Kreis Steinfurt untersagt Wasserentnahme aus Oberflächengewässern
Zu geringe Niederschlagsmengen und hohe Temperaturen
Kreis Steinfurt. Im gesamten Gebiet des Kreises Steinfurt ist es ab morgen, Dienstag, 14. Juli, verboten, Wasser aus Bächen, Flüssen, Seen und Teichen zu entnehmen. Grundlage ist eine Allgemeinverfügung der Kreisverwaltung Steinfurt, die diese in ihrer Funktion als zuständige Wasserbehörde erlassen hat. Das Verbot gilt zunächst befristet bis Samstag, 31. Oktober.
Hintergrund für diese Maßnahme sind die geringen Niederschlagsmengen und hohen Temperaturen der vergangenen Wochen, die in den Gewässern des Kreises für Niedrigwasserstände gesorgt haben.
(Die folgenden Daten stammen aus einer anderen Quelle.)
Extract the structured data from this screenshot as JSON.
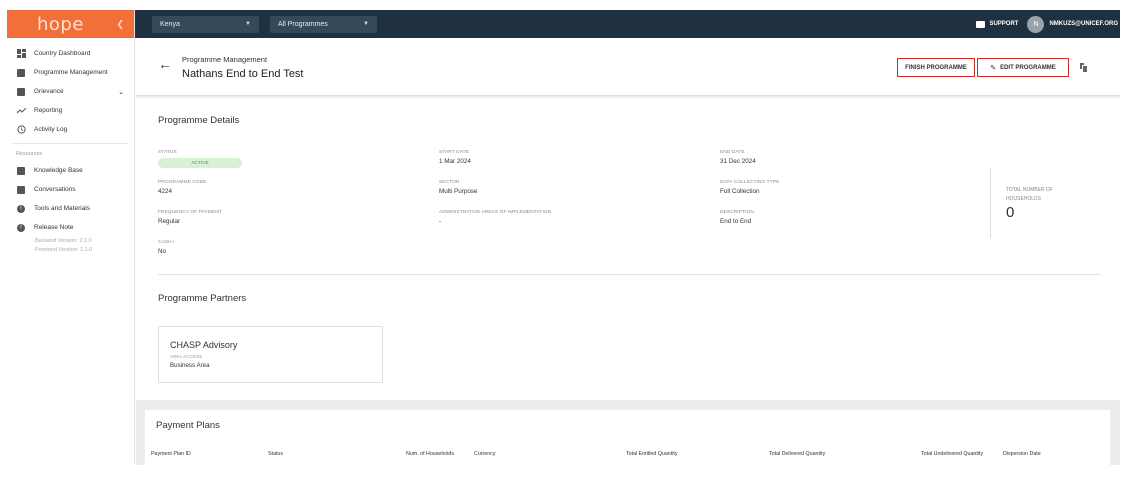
{
  "sidebar": {
    "logo": "hope",
    "collapse_icon": "chevron-left-icon",
    "items": [
      {
        "label": "Country Dashboard",
        "icon": "dashboard-icon"
      },
      {
        "label": "Programme Management",
        "icon": "document-icon"
      },
      {
        "label": "Grievance",
        "icon": "chat-icon"
      },
      {
        "label": "Reporting",
        "icon": "trend-icon"
      },
      {
        "label": "Activity Log",
        "icon": "history-icon"
      }
    ],
    "resources_label": "Resources",
    "resources": [
      {
        "label": "Knowledge Base",
        "icon": "book-icon"
      },
      {
        "label": "Conversations",
        "icon": "forum-icon"
      },
      {
        "label": "Tools and Materials",
        "icon": "info-icon"
      },
      {
        "label": "Release Note",
        "icon": "info-icon"
      }
    ],
    "backend_version": "Backend Version: 2.1.0",
    "frontend_version": "Frontend Version: 2.1.0"
  },
  "topbar": {
    "country": "Kenya",
    "programme": "All Programmes",
    "support": "SUPPORT",
    "avatar_letter": "N",
    "email": "NMKUZS@UNICEF.ORG"
  },
  "header": {
    "breadcrumb": "Programme Management",
    "title": "Nathans End to End Test",
    "finish_button": "FINISH PROGRAMME",
    "edit_button": "EDIT PROGRAMME"
  },
  "details": {
    "title": "Programme Details",
    "status_label": "STATUS",
    "status_value": "ACTIVE",
    "start_date_label": "START DATE",
    "start_date": "1 Mar 2024",
    "end_date_label": "END DATE",
    "end_date": "31 Dec 2024",
    "code_label": "PROGRAMME CODE",
    "code": "4224",
    "sector_label": "SECTOR",
    "sector": "Multi Purpose",
    "dct_label": "DATA COLLECTING TYPE",
    "dct": "Full Collection",
    "freq_label": "FREQUENCY OF PAYMENT",
    "freq": "Regular",
    "admin_label": "ADMINISTRATIVE AREAS OF IMPLEMENTATION",
    "admin": "-",
    "desc_label": "DESCRIPTION",
    "desc": "End to End",
    "cash_label": "CASH+",
    "cash": "No",
    "total_label": "TOTAL NUMBER OF HOUSEHOLDS",
    "total": "0"
  },
  "partners": {
    "title": "Programme Partners",
    "name": "CHASP Advisory",
    "area_label": "AREA ACCESS",
    "area": "Business Area"
  },
  "payment_plans": {
    "title": "Payment Plans",
    "columns": [
      "Payment Plan ID",
      "Status",
      "Num. of Households",
      "Currency",
      "Total Entitled Quantity",
      "Total Delivered Quantity",
      "Total Undelivered Quantity",
      "Dispersion Date"
    ]
  }
}
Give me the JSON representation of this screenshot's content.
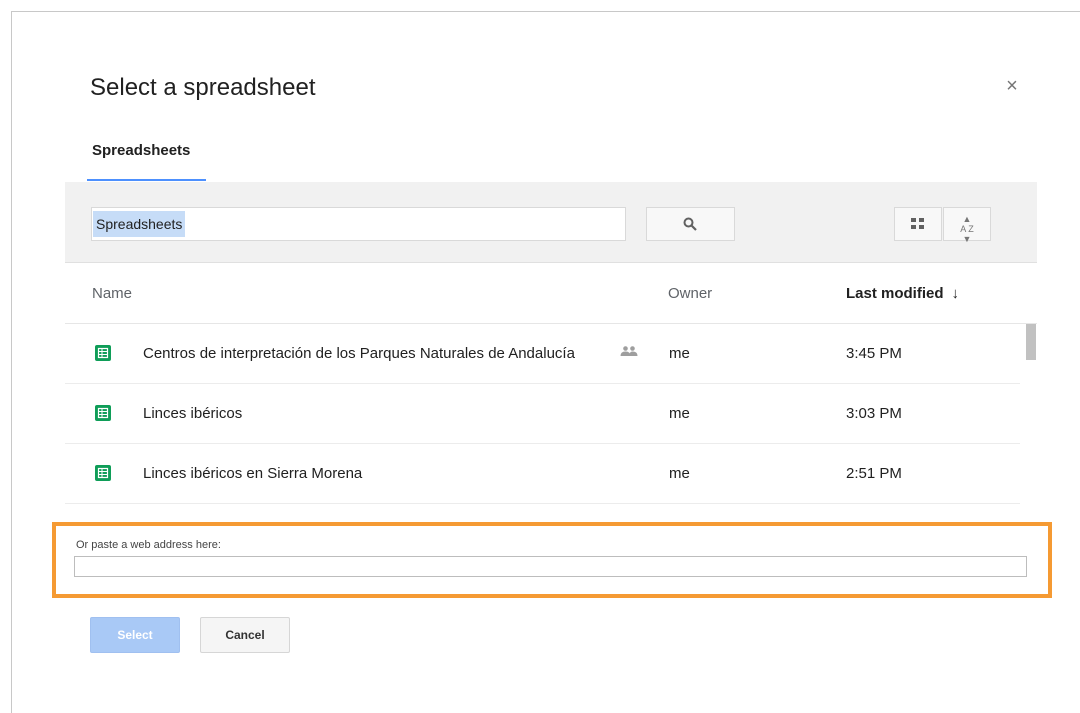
{
  "dialog": {
    "title": "Select a spreadsheet",
    "close_glyph": "×"
  },
  "tabs": [
    {
      "label": "Spreadsheets",
      "active": true
    }
  ],
  "toolbar": {
    "search_value": "Spreadsheets",
    "search_icon": "search-icon",
    "view_icon": "grid-view-icon",
    "sort_icon": "sort-az-icon",
    "sort_glyph": "A Z"
  },
  "columns": {
    "name": "Name",
    "owner": "Owner",
    "modified": "Last modified",
    "modified_sort_arrow": "↓"
  },
  "files": [
    {
      "name": "Centros de interpretación de los Parques Naturales de Andalucía",
      "shared": true,
      "owner": "me",
      "modified": "3:45 PM"
    },
    {
      "name": "Linces ibéricos",
      "shared": false,
      "owner": "me",
      "modified": "3:03 PM"
    },
    {
      "name": "Linces ibéricos en Sierra Morena",
      "shared": false,
      "owner": "me",
      "modified": "2:51 PM"
    }
  ],
  "paste": {
    "label": "Or paste a web address here:",
    "value": ""
  },
  "buttons": {
    "select": "Select",
    "cancel": "Cancel"
  },
  "colors": {
    "accent": "#4d90fe",
    "highlight_border": "#f59a33",
    "sheet_icon": "#0f9d58",
    "select_disabled": "#a9c9f6"
  }
}
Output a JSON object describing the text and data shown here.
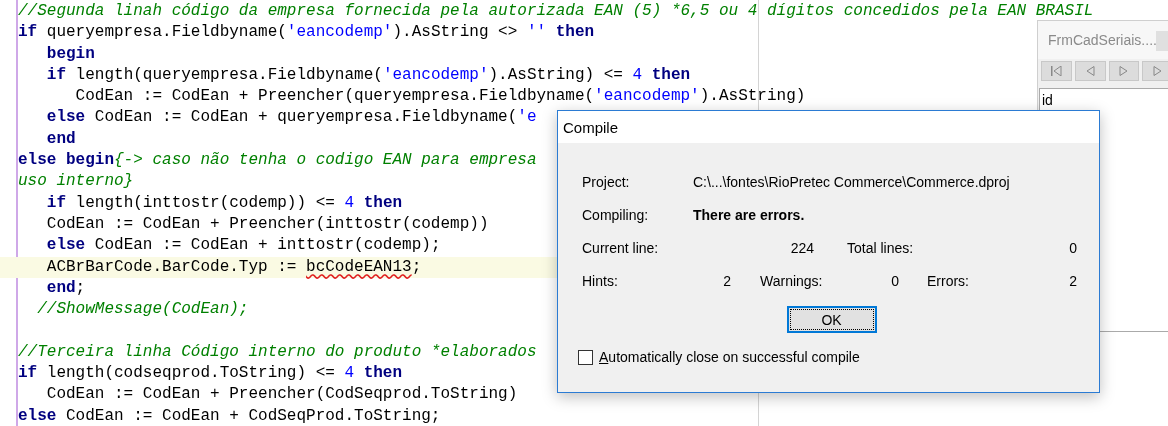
{
  "editor": {
    "lines": [
      {
        "current": false,
        "tokens": [
          {
            "kind": "comment",
            "text": "//Segunda linah código da empresa fornecida pela autorizada EAN (5) *6,5 ou 4 dígitos concedidos pela EAN BRASIL"
          }
        ]
      },
      {
        "current": false,
        "tokens": [
          {
            "kind": "keyword",
            "text": "if"
          },
          {
            "kind": "plain",
            "text": " queryempresa.Fieldbyname("
          },
          {
            "kind": "string",
            "text": "'eancodemp'"
          },
          {
            "kind": "plain",
            "text": ").AsString <> "
          },
          {
            "kind": "string",
            "text": "''"
          },
          {
            "kind": "keyword",
            "text": " then"
          }
        ]
      },
      {
        "current": false,
        "tokens": [
          {
            "kind": "keyword",
            "text": "   begin"
          }
        ]
      },
      {
        "current": false,
        "tokens": [
          {
            "kind": "keyword",
            "text": "   if"
          },
          {
            "kind": "plain",
            "text": " length(queryempresa.Fieldbyname("
          },
          {
            "kind": "string",
            "text": "'eancodemp'"
          },
          {
            "kind": "plain",
            "text": ").AsString) <= "
          },
          {
            "kind": "number",
            "text": "4"
          },
          {
            "kind": "keyword",
            "text": " then"
          }
        ]
      },
      {
        "current": false,
        "tokens": [
          {
            "kind": "plain",
            "text": "      CodEan := CodEan + Preencher(queryempresa.Fieldbyname("
          },
          {
            "kind": "string",
            "text": "'eancodemp'"
          },
          {
            "kind": "plain",
            "text": ").AsString)"
          }
        ]
      },
      {
        "current": false,
        "tokens": [
          {
            "kind": "keyword",
            "text": "   else"
          },
          {
            "kind": "plain",
            "text": " CodEan := CodEan + queryempresa.Fieldbyname("
          },
          {
            "kind": "string",
            "text": "'e"
          }
        ]
      },
      {
        "current": false,
        "tokens": [
          {
            "kind": "keyword",
            "text": "   end"
          }
        ]
      },
      {
        "current": false,
        "tokens": [
          {
            "kind": "keyword",
            "text": "else begin"
          },
          {
            "kind": "comment",
            "text": "{-> caso não tenha o codigo EAN para empresa"
          }
        ]
      },
      {
        "current": false,
        "tokens": [
          {
            "kind": "comment",
            "text": "uso interno}"
          }
        ]
      },
      {
        "current": false,
        "tokens": [
          {
            "kind": "keyword",
            "text": "   if"
          },
          {
            "kind": "plain",
            "text": " length(inttostr(codemp)) <= "
          },
          {
            "kind": "number",
            "text": "4"
          },
          {
            "kind": "keyword",
            "text": " then"
          }
        ]
      },
      {
        "current": false,
        "tokens": [
          {
            "kind": "plain",
            "text": "   CodEan := CodEan + Preencher(inttostr(codemp))"
          }
        ]
      },
      {
        "current": false,
        "tokens": [
          {
            "kind": "keyword",
            "text": "   else"
          },
          {
            "kind": "plain",
            "text": " CodEan := CodEan + inttostr(codemp);"
          }
        ]
      },
      {
        "current": true,
        "tokens": [
          {
            "kind": "plain",
            "text": "   ACBrBarCode.BarCode.Typ := "
          },
          {
            "kind": "error",
            "text": "bcCodeEAN13"
          },
          {
            "kind": "plain",
            "text": ";"
          }
        ]
      },
      {
        "current": false,
        "tokens": [
          {
            "kind": "keyword",
            "text": "   end"
          },
          {
            "kind": "plain",
            "text": ";"
          }
        ]
      },
      {
        "current": false,
        "tokens": [
          {
            "kind": "comment",
            "text": "  //ShowMessage(CodEan);"
          }
        ]
      },
      {
        "current": false
      },
      {
        "current": false,
        "tokens": [
          {
            "kind": "comment",
            "text": "//Terceira linha Código interno do produto *elaborados"
          }
        ]
      },
      {
        "current": false,
        "tokens": [
          {
            "kind": "keyword",
            "text": "if"
          },
          {
            "kind": "plain",
            "text": " length(codseqprod.ToString) <= "
          },
          {
            "kind": "number",
            "text": "4"
          },
          {
            "kind": "keyword",
            "text": " then"
          }
        ]
      },
      {
        "current": false,
        "tokens": [
          {
            "kind": "plain",
            "text": "   CodEan := CodEan + Preencher(CodSeqprod.ToString)"
          }
        ]
      },
      {
        "current": false,
        "tokens": [
          {
            "kind": "keyword",
            "text": "else"
          },
          {
            "kind": "plain",
            "text": " CodEan := CodEan + CodSeqProd.ToString;"
          }
        ]
      }
    ]
  },
  "side_window": {
    "title": "FrmCadSeriais....",
    "list_items": [
      "id"
    ]
  },
  "dialog": {
    "title": "Compile",
    "fields": [
      {
        "label": "Project:",
        "value": "C:\\...\\fontes\\RioPretec Commerce\\Commerce.dproj",
        "kind": "text"
      },
      {
        "label": "Compiling:",
        "value": "There are errors.",
        "kind": "status"
      }
    ],
    "counters": [
      [
        {
          "label": "Current line:",
          "value": "224"
        },
        {
          "label": "Total lines:",
          "value": "0"
        }
      ],
      [
        {
          "label": "Hints:",
          "value": "2"
        },
        {
          "label": "Warnings:",
          "value": "0"
        },
        {
          "label": "Errors:",
          "value": "2"
        }
      ]
    ],
    "ok_button": "OK",
    "checkbox": {
      "label": "Automatically close on successful compile",
      "checked": false
    }
  }
}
Auch einzelne lokale Niederschlagsereignisse in den vergangenen Tagen haben nur sehr kurzzeitig eine Entlastung herbeigeführt.
Da eine Wetteränderung nicht absehbar ist, besteht die Gefahr, dass der durch die Hitze belastete Naturhaushalt weiter geschädigt wird – mit schwerwiegenden Folgen für Tiere und Pflanzen. Durch die hohen Temperaturen kommt es bereits zum Sauerstoffmangel in einigen Gewässern. Um Fischsterben vorzubeugen, die im Sommer 2025 in verschiedenen Bereichen des Kreises auftraten, erlässt der Kreis nun diese Verfügung.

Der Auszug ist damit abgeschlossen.